I am digging into the user bucket feature in google analytics in order to know what client ids are in the treatment and control group in my campaign experiments in google ad. client id is a custom dimension with index 27 in my google analytics setting. I refer the develop guide here https://ga-dev-tools.appspot.com/dimensions-metrics-explorer/
I am trying to fetch the (date,client_id,user_bucket,user) values using google analytics but it seems that the api only gives 50% of the total data.

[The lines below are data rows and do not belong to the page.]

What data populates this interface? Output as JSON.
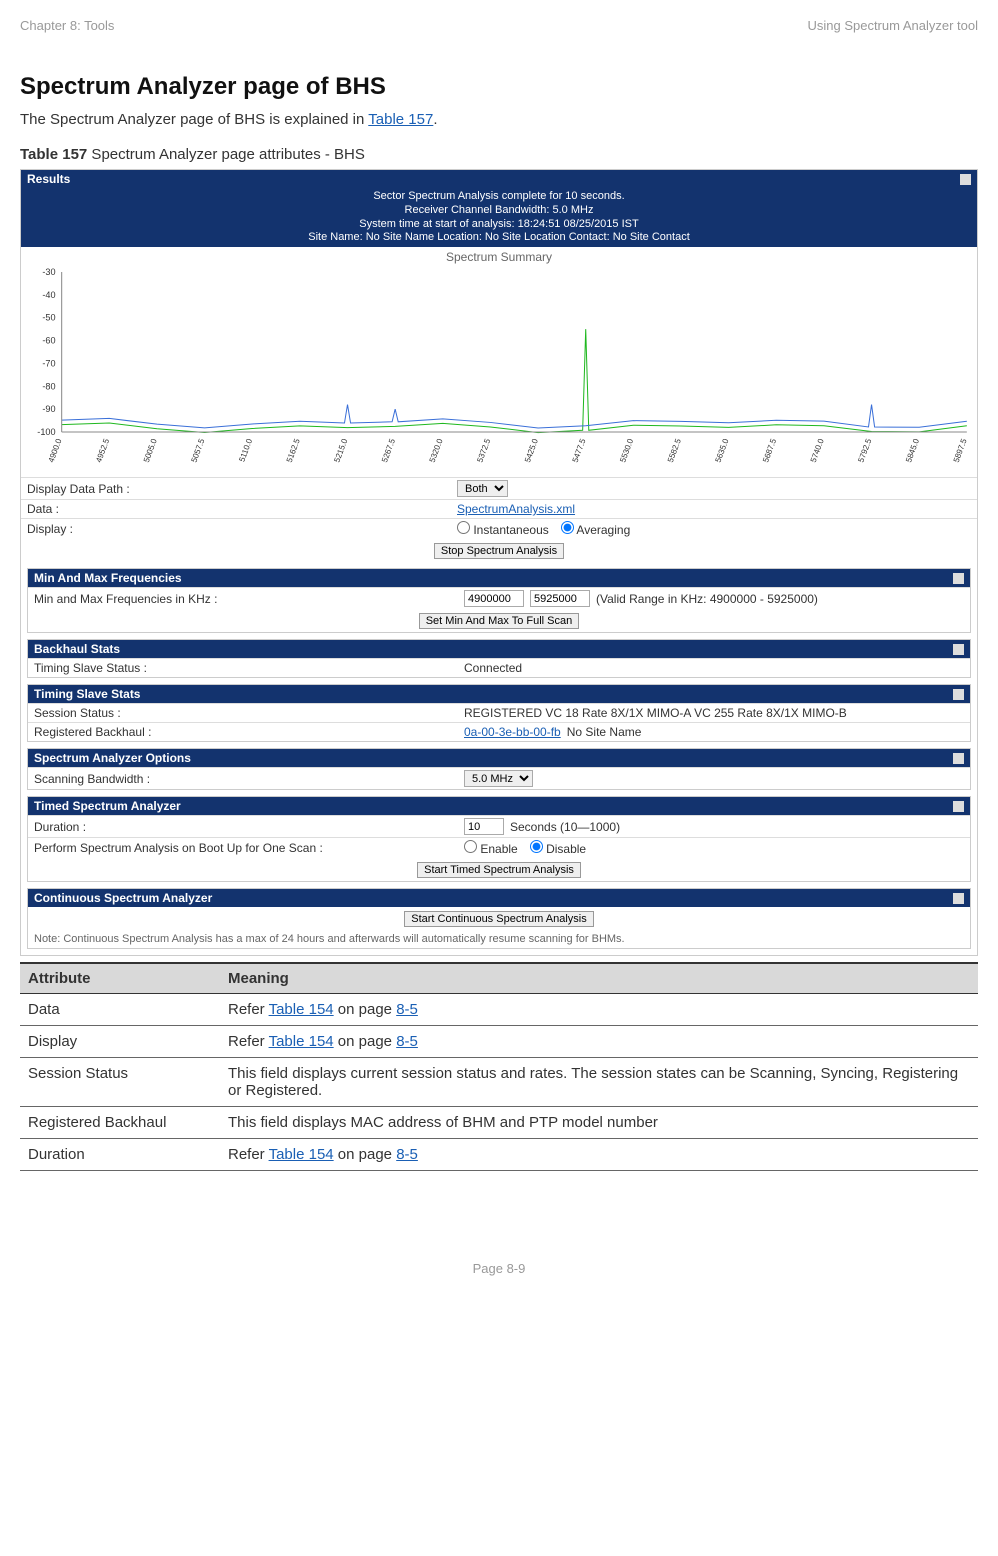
{
  "header": {
    "left": "Chapter 8:  Tools",
    "right": "Using Spectrum Analyzer tool"
  },
  "heading": "Spectrum Analyzer page of BHS",
  "intro": {
    "pre": "The Spectrum Analyzer page of BHS is explained in ",
    "link": "Table 157",
    "post": "."
  },
  "caption": {
    "bold": "Table 157",
    "rest": " Spectrum Analyzer page attributes - BHS"
  },
  "results": {
    "title": "Results",
    "lines": [
      "Sector Spectrum Analysis complete for 10 seconds.",
      "Receiver Channel Bandwidth: 5.0 MHz",
      "System time at start of analysis: 18:24:51 08/25/2015 IST",
      "Site Name: No Site Name  Location: No Site Location  Contact: No Site Contact"
    ],
    "chartTitle": "Spectrum Summary",
    "rows": {
      "dataPath": {
        "label": "Display Data Path :",
        "select": "Both"
      },
      "data": {
        "label": "Data :",
        "link": "SpectrumAnalysis.xml"
      },
      "display": {
        "label": "Display :",
        "opt1": "Instantaneous",
        "opt2": "Averaging"
      }
    },
    "stopBtn": "Stop Spectrum Analysis"
  },
  "minmax": {
    "title": "Min And Max Frequencies",
    "label": "Min and Max Frequencies in KHz :",
    "v1": "4900000",
    "v2": "5925000",
    "hint": "(Valid Range in KHz: 4900000 - 5925000)",
    "btn": "Set Min And Max To Full Scan"
  },
  "backhaul": {
    "title": "Backhaul Stats",
    "label": "Timing Slave Status :",
    "val": "Connected"
  },
  "timing": {
    "title": "Timing Slave Stats",
    "sess": {
      "label": "Session Status :",
      "val": "REGISTERED VC 18 Rate 8X/1X MIMO-A VC 255 Rate 8X/1X MIMO-B"
    },
    "reg": {
      "label": "Registered Backhaul :",
      "mac": "0a-00-3e-bb-00-fb",
      "tail": " No Site Name"
    }
  },
  "options": {
    "title": "Spectrum Analyzer Options",
    "label": "Scanning Bandwidth :",
    "select": "5.0 MHz"
  },
  "timed": {
    "title": "Timed Spectrum Analyzer",
    "dur": {
      "label": "Duration :",
      "val": "10",
      "hint": "Seconds (10—1000)"
    },
    "boot": {
      "label": "Perform Spectrum Analysis on Boot Up for One Scan :",
      "opt1": "Enable",
      "opt2": "Disable"
    },
    "btn": "Start Timed Spectrum Analysis"
  },
  "cont": {
    "title": "Continuous Spectrum Analyzer",
    "btn": "Start Continuous Spectrum Analysis",
    "note": "Note: Continuous Spectrum Analysis has a max of 24 hours and afterwards will automatically resume scanning for BHMs."
  },
  "attrTable": {
    "h1": "Attribute",
    "h2": "Meaning",
    "rows": [
      {
        "a": "Data",
        "pre": "Refer ",
        "link": "Table 154",
        "mid": " on page ",
        "link2": "8-5"
      },
      {
        "a": "Display",
        "pre": "Refer ",
        "link": "Table 154",
        "mid": " on page ",
        "link2": "8-5"
      },
      {
        "a": "Session Status",
        "plain": "This field displays current session status and rates. The session states can be Scanning, Syncing, Registering or Registered."
      },
      {
        "a": "Registered Backhaul",
        "plain": "This field displays MAC address of BHM and PTP model number"
      },
      {
        "a": "Duration",
        "pre": "Refer ",
        "link": "Table 154",
        "mid": " on page ",
        "link2": "8-5"
      }
    ]
  },
  "footer": "Page 8-9",
  "chart_data": {
    "type": "line",
    "title": "Spectrum Summary",
    "xlabel": "",
    "ylabel": "",
    "ylim": [
      -100,
      -30
    ],
    "yticks": [
      -30,
      -40,
      -50,
      -60,
      -70,
      -80,
      -90,
      -100
    ],
    "xticks": [
      "4900.0",
      "4952.5",
      "5005.0",
      "5057.5",
      "5110.0",
      "5162.5",
      "5215.0",
      "5267.5",
      "5320.0",
      "5372.5",
      "5425.0",
      "5477.5",
      "5530.0",
      "5582.5",
      "5635.0",
      "5687.5",
      "5740.0",
      "5792.5",
      "5845.0",
      "5897.5"
    ],
    "series": [
      {
        "name": "green",
        "baseline": -98,
        "spikes": [
          {
            "x": "5477.5",
            "peak": -55
          }
        ]
      },
      {
        "name": "blue",
        "baseline": -96,
        "spikes": [
          {
            "x": "5215.0",
            "peak": -88
          },
          {
            "x": "5267.5",
            "peak": -90
          },
          {
            "x": "5792.5",
            "peak": -88
          }
        ]
      }
    ]
  }
}
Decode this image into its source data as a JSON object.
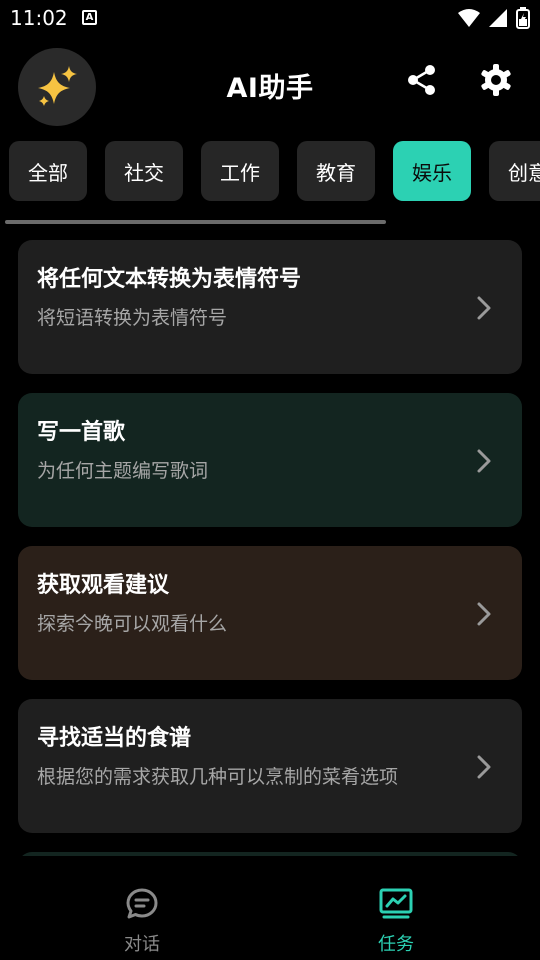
{
  "status": {
    "time": "11:02",
    "a_icon_letter": "A"
  },
  "header": {
    "title": "AI助手",
    "logo_icon": "sparkles-icon"
  },
  "tabs": [
    {
      "label": "全部"
    },
    {
      "label": "社交"
    },
    {
      "label": "工作"
    },
    {
      "label": "教育"
    },
    {
      "label": "娱乐",
      "active": true
    },
    {
      "label": "创意"
    }
  ],
  "cards": [
    {
      "title": "将任何文本转换为表情符号",
      "subtitle": "将短语转换为表情符号",
      "bg": "#1f1f1f"
    },
    {
      "title": "写一首歌",
      "subtitle": "为任何主题编写歌词",
      "bg": "#132520"
    },
    {
      "title": "获取观看建议",
      "subtitle": "探索今晚可以观看什么",
      "bg": "#2b2019"
    },
    {
      "title": "寻找适当的食谱",
      "subtitle": "根据您的需求获取几种可以烹制的菜肴选项",
      "bg": "#1f1f1f"
    }
  ],
  "bottom_nav": {
    "chat_label": "对话",
    "tasks_label": "任务"
  },
  "colors": {
    "accent": "#2cd1b3",
    "inactive": "#8a8a8a"
  }
}
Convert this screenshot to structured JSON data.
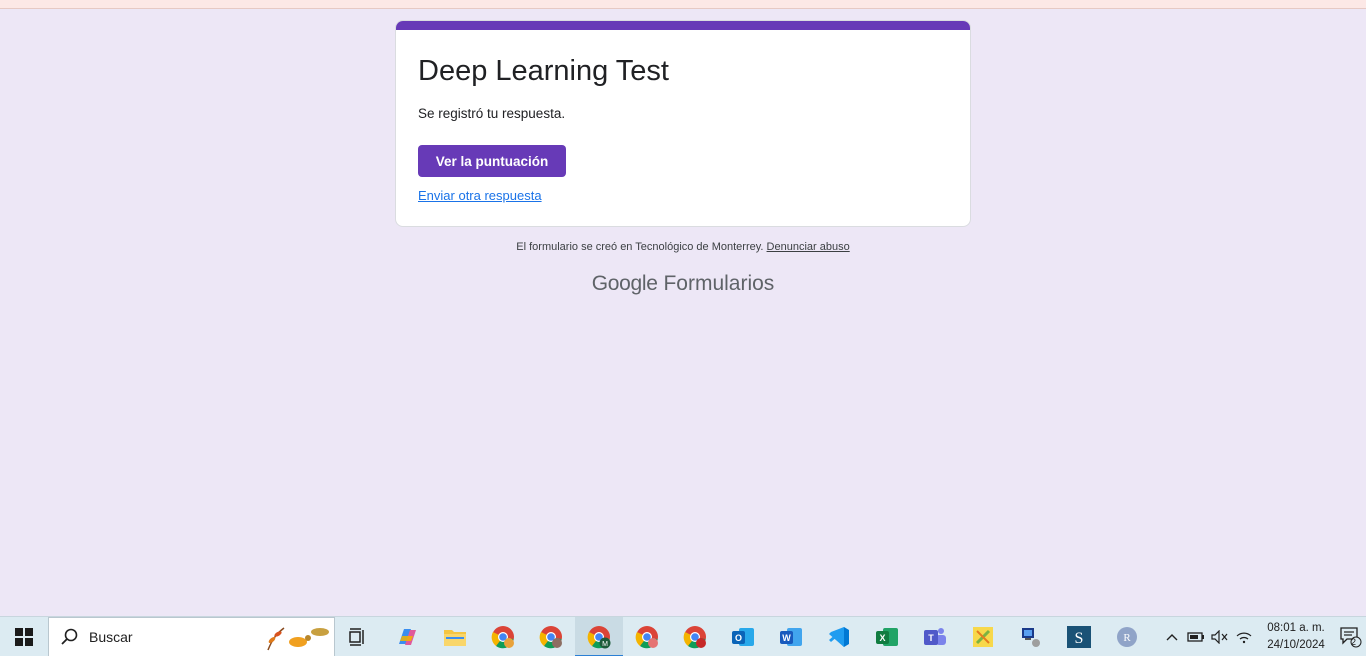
{
  "form": {
    "title": "Deep Learning Test",
    "confirmation": "Se registró tu respuesta.",
    "score_button": "Ver la puntuación",
    "another_link": "Enviar otra respuesta"
  },
  "footer": {
    "note": "El formulario se creó en Tecnológico de Monterrey.",
    "abuse_link": "Denunciar abuso",
    "brand_google": "Google",
    "brand_forms": "Formularios"
  },
  "taskbar": {
    "search_placeholder": "Buscar",
    "apps": [
      "task-view",
      "copilot",
      "file-explorer",
      "chrome-a",
      "chrome-b",
      "chrome-m",
      "chrome-c",
      "chrome-d",
      "outlook",
      "word",
      "vscode",
      "excel",
      "teams",
      "app-yellow",
      "app-network",
      "app-s",
      "app-r"
    ],
    "time": "08:01 a. m.",
    "date": "24/10/2024",
    "notifications_count": "2"
  },
  "colors": {
    "accent": "#673ab7",
    "page_bg": "#ede7f6",
    "link": "#1a73e8"
  }
}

Here is the request code to check the (date, user) and it is aligned with the number on GA UI, which is pretty good.
return (
analytics.reports()
.batchGet(
body={
"reportRequests": [
{
"viewId": VIEW_ID,
"pageSize": "100000",
"pageToken": pageToken,
"dateRanges": [
{"startDate": dateRange[0], "endDate": dateRange[1]}
],
"metrics": [
{"expression": "ga:users"},
],
"dimensions": [
{"name": "ga:date"},
],
}
]
}
)
.execute()
)
Output
However, when I add the cliend_id and user_bucket, the number is cut off by 50%.
return (
analytics.reports()
.batchGet(
body={
"reportRequests": [
{
"viewId": VIEW_ID,
"pageSize": "100000",
"pageToken": pageToken,
"dateRanges": [
{"startDate": dateRange[0], "endDate": dateRange[1]}
],
"metrics": [
{"expression": "ga:users"},
],
"dimensions": [
{"name": "ga:date"},
{"name": "ga:dimension27"},
{"name": "ga:userBucket"},
],
}
]
}
)
.execute()
)
The result output is
And aggregated the client_id to date level, which is not aligned with the previous user number. Plus, I cannot figure out why the ga_user has the constant value 2 (I think it should be 1). Thanks!